Ungewissheit und Zweifel sind Grundstimmungen

Natürlich sind die Vorstellungen von der Zukunft auch milieuabhängig und ändern sich mit der Geografie. Die einen wollen durch Kultur wachsen und unabhängig sein, andere träumen von der traditionellen Familie und einer Zukunft als Profifußballer. Ungewissheit und Zweifel sind jedoch Grundstimmungen, die sich durch alle Schichten und Regionen hindurch immer wieder artikuliert finden. Der Staat tue nichts für Jugendliche, die Politik habe sie vergessen, auch die unterschiedlichen Zugänge zu Bildung und Kultur sind ein Thema. Vor allem die Angst davor, keinen Job zu finden, ist allgegenwärtig, viele möchten weg, ins Ausland – „hier gibt es nichts für mich“.

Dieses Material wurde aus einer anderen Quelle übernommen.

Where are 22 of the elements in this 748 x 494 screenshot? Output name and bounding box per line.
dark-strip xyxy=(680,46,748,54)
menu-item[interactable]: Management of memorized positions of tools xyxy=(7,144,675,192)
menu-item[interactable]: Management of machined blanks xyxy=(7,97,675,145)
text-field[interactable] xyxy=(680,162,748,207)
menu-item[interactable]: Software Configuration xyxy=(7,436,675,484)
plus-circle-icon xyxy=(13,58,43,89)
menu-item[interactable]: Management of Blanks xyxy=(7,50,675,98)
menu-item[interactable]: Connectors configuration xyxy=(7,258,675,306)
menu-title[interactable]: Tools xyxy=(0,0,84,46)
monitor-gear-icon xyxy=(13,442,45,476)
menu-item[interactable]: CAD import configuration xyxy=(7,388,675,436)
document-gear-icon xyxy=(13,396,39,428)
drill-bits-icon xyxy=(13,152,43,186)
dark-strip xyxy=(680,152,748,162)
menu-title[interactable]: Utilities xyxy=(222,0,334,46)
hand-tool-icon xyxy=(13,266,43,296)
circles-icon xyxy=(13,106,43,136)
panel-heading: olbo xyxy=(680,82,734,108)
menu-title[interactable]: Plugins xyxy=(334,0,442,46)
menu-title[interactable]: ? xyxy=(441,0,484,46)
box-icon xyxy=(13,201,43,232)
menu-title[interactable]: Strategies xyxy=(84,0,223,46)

Eine eher geringe Rolle spielt die zumindest medial präsente „Klimaangst“, und auch die Systemkritik hat ihre Grenzen. Ein junger Mann steht jedenfalls mit seiner Forderung, mit der sozialen Ungleichheit gleich auch noch das Geld abzuschaffen, ziemlich allein da. Als die Filmemacher:innen in Genua dem Nachwirken der gewalttätigen Ereignisse um den G8-Gipfel 2001 in der Diaz-Schule nachspüren, wirken sie selbst am meisten betroffen. Man solle die feine Linie zwischen Normalität und Überschreitung nicht überstrapazieren, meint einer. So schreibt sich in das Gegenwartsbild, das „Futura“ zeichnet, ebenso der Zeit- und Geschichtsbegriff von Rohrwacher, Marcello und Munzi ein – nicht zuletzt durch die Wahl von 16mm. Dem Film nachgestellt ist ein Zitat von Raoul Vaneigem – einem Theoretiker der „Situationistischen Internationale“ und Autor von „Handbuch der Lebenskunst für die jungen Generationen“.